I’m not sure I disagree completely with his assessment although I don’t think it was quite as concerted as he implies. And he neglects to mention how European (German in particular), Japanese, South Korean, and Chinese mercantilism contributed to the problem. In other words, yes, it’s Wall Street’s fault but it’s not all Wall Street’s fault. Ben Bernanke didn’t need to use quantitative easing to try and goose the economy. The U. S. could have imposed steep tariffs on imported goods. Unions could have gone to the mat over, for example, buying auto engines from Japanese suppliers. There are lots of things that might have prevented the rise of China as well as lifting on the order of a billion people out of abject poverty.

At this late date what can be done? We can’t undo the last 50 years but we can start doing some things better. One thing we can do better is to stop the sophistry about “investments”. Speculating in the stock market may or may not be investing. It really depends. Buy and hold is more likely to be genuine investment than making quick profits buying and selling stocks is. Paying for journalism, psychology, and interest studies degrees isn’t investment, either.

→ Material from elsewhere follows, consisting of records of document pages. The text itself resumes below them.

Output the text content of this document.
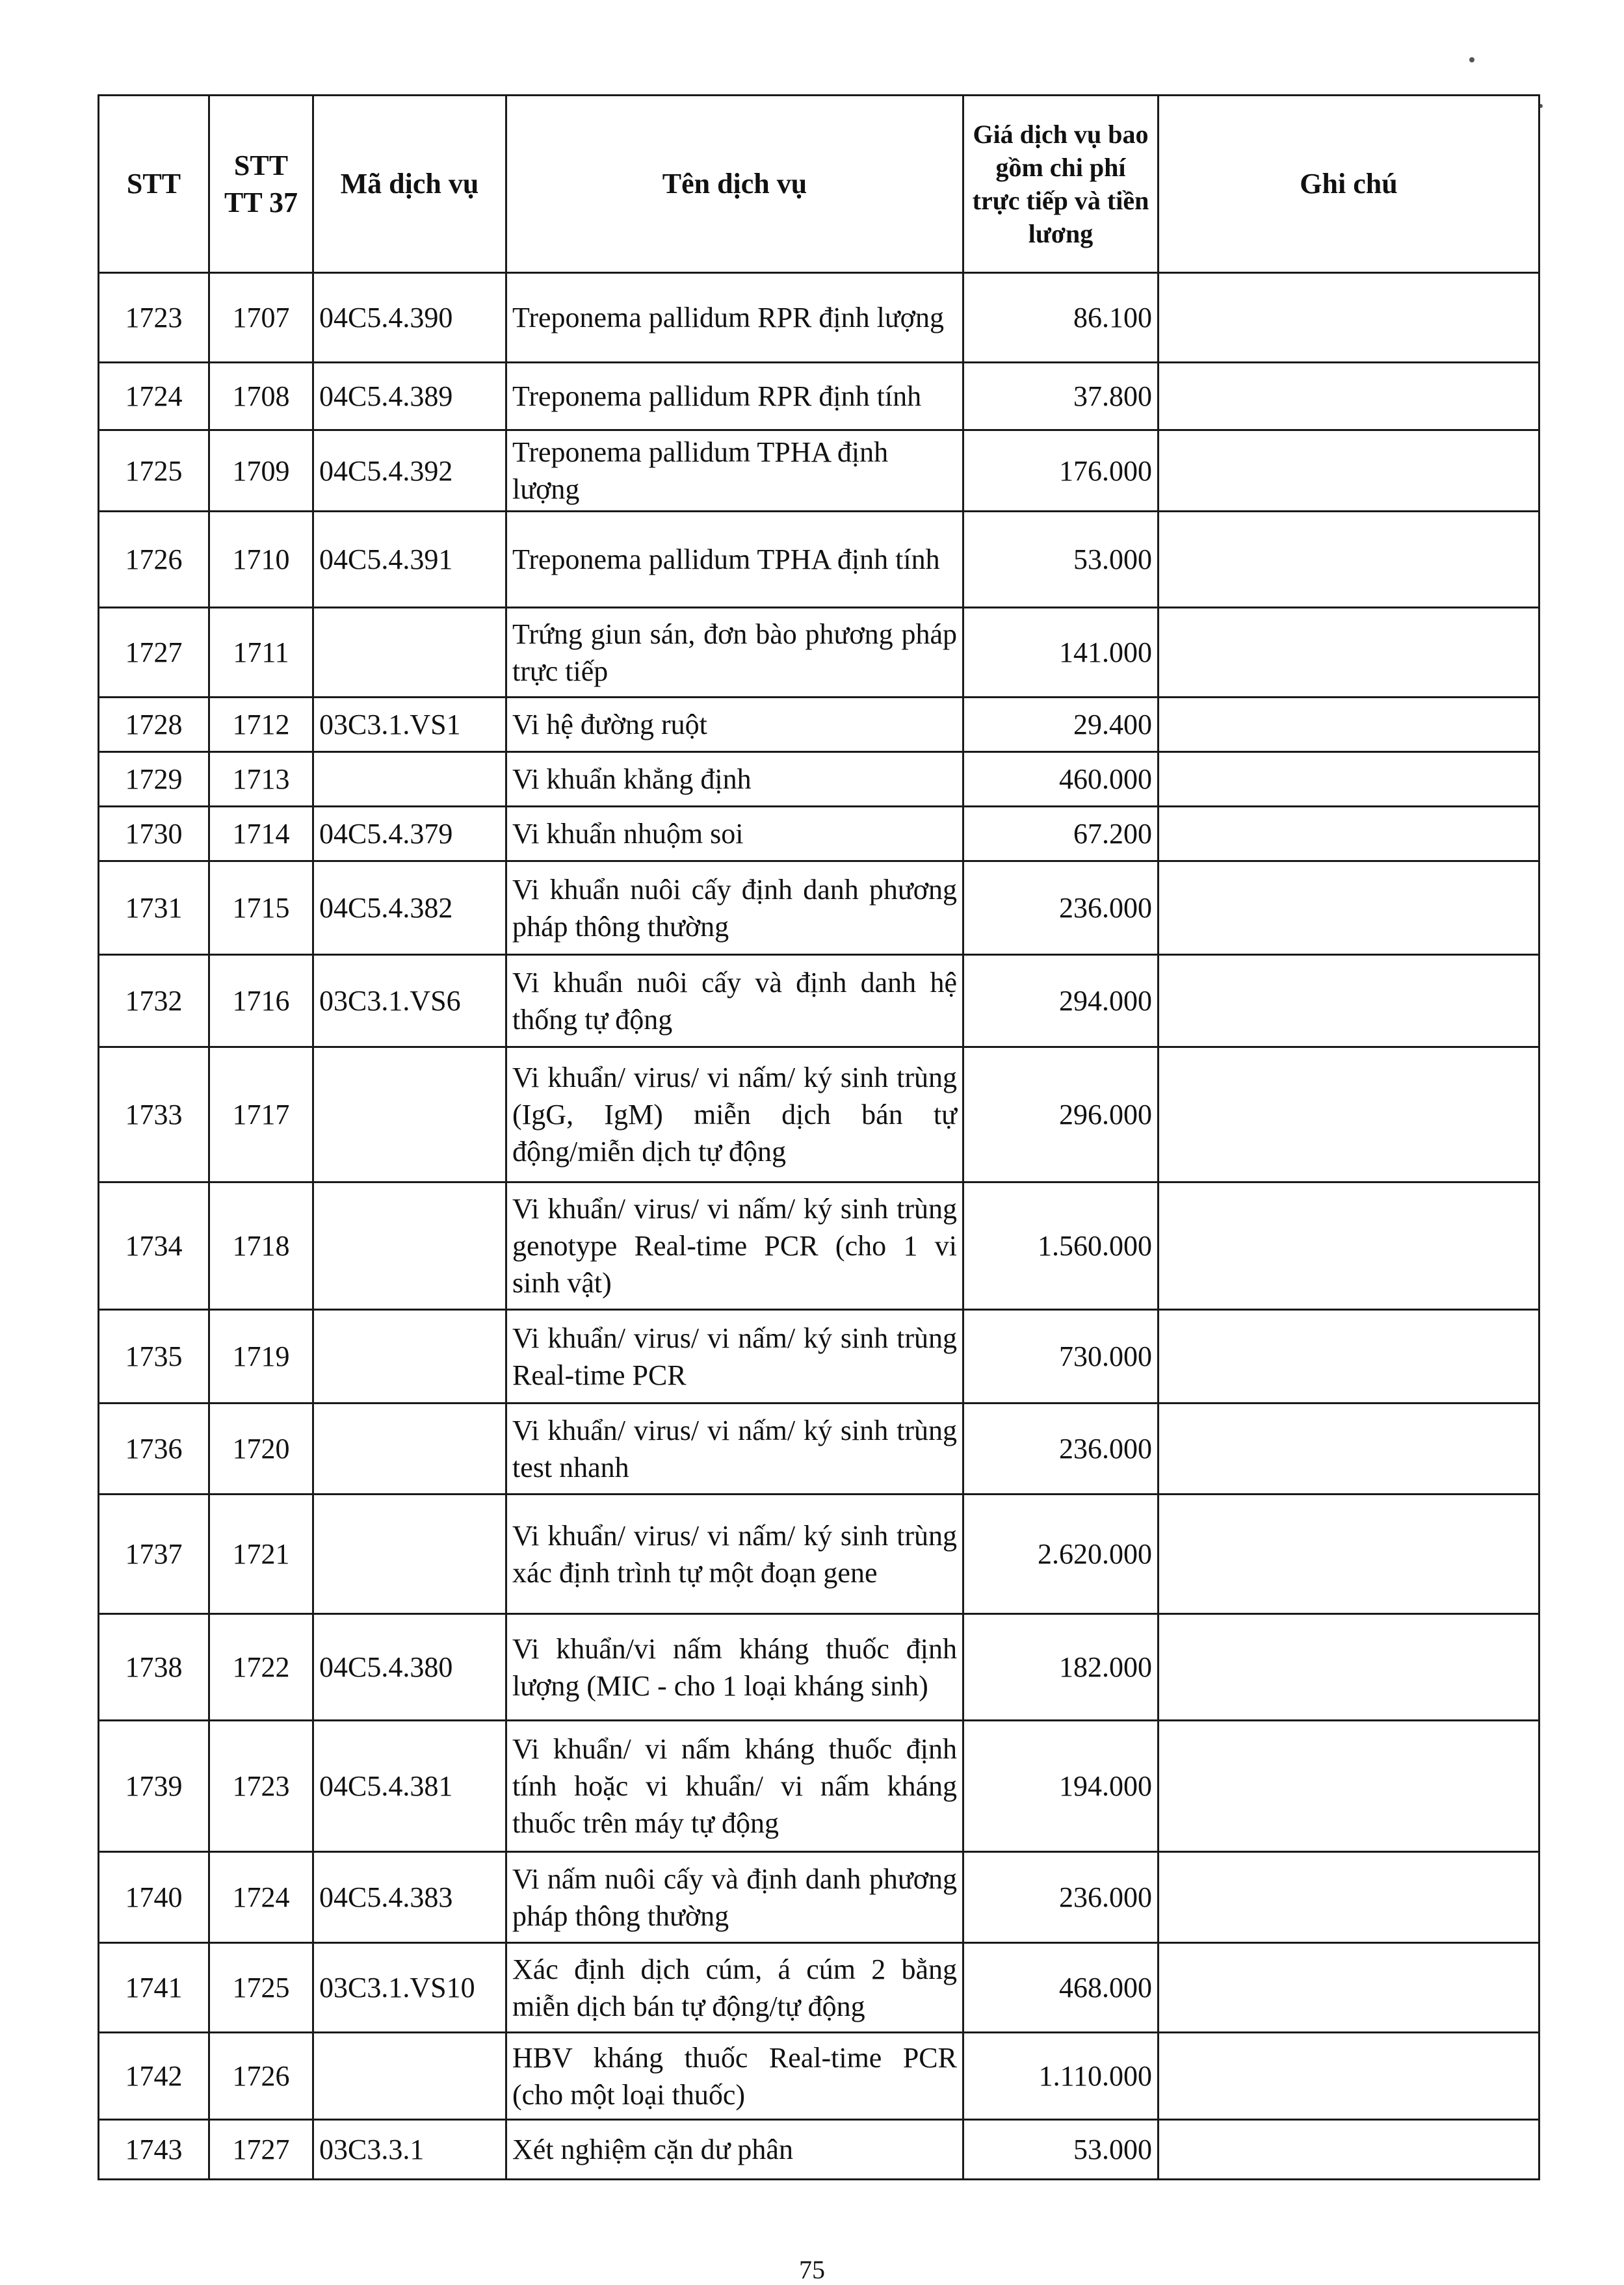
STT	STT TT 37	Mã dịch vụ	Tên dịch vụ	Giá dịch vụ bao gồm chi phí trực tiếp và tiền lương	Ghi chú
1723	1707	04C5.4.390	Treponema pallidum RPR định lượng	86.100	
1724	1708	04C5.4.389	Treponema pallidum RPR định tính	37.800	
1725	1709	04C5.4.392	Treponema pallidum TPHA định lượng	176.000	
1726	1710	04C5.4.391	Treponema pallidum TPHA định tính	53.000	
1727	1711		Trứng giun sán, đơn bào phương pháp trực tiếp	141.000	
1728	1712	03C3.1.VS1	Vi hệ đường ruột	29.400	
1729	1713		Vi khuẩn khẳng định	460.000	
1730	1714	04C5.4.379	Vi khuẩn nhuộm soi	67.200	
1731	1715	04C5.4.382	Vi khuẩn nuôi cấy định danh phương pháp thông thường	236.000	
1732	1716	03C3.1.VS6	Vi khuẩn nuôi cấy và định danh hệ thống tự động	294.000	
1733	1717		Vi khuẩn/ virus/ vi nấm/ ký sinh trùng (IgG, IgM) miễn dịch bán tự động/miễn dịch tự động	296.000	
1734	1718		Vi khuẩn/ virus/ vi nấm/ ký sinh trùng genotype Real-time PCR (cho 1 vi sinh vật)	1.560.000	
1735	1719		Vi khuẩn/ virus/ vi nấm/ ký sinh trùng Real-time PCR	730.000	
1736	1720		Vi khuẩn/ virus/ vi nấm/ ký sinh trùng test nhanh	236.000	
1737	1721		Vi khuẩn/ virus/ vi nấm/ ký sinh trùng xác định trình tự một đoạn gene	2.620.000	
1738	1722	04C5.4.380	Vi khuẩn/vi nấm kháng thuốc định lượng (MIC - cho 1 loại kháng sinh)	182.000	
1739	1723	04C5.4.381	Vi khuẩn/ vi nấm kháng thuốc định tính hoặc vi khuẩn/ vi nấm kháng thuốc trên máy tự động	194.000	
1740	1724	04C5.4.383	Vi nấm nuôi cấy và định danh phương pháp thông thường	236.000	
1741	1725	03C3.1.VS10	Xác định dịch cúm, á cúm 2 bằng miễn dịch bán tự động/tự động	468.000	
1742	1726		HBV kháng thuốc Real-time PCR (cho một loại thuốc)	1.110.000	
1743	1727	03C3.3.1	Xét nghiệm cặn dư phân	53.000	
75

Whether infrastructure spending is investment depends also. It depends on the utility of the particular project over its expected life. Bridges to nowhere are not investments. Neither are projects that are never completed. Is California’s high speed rail system an investment or just frittering money away? The project has been under way for more than a decade with zero real outputs at this point. There’s talk that one fairly short leg of it will be complete by 2023 but I’ve also read analyses that is a fantasy.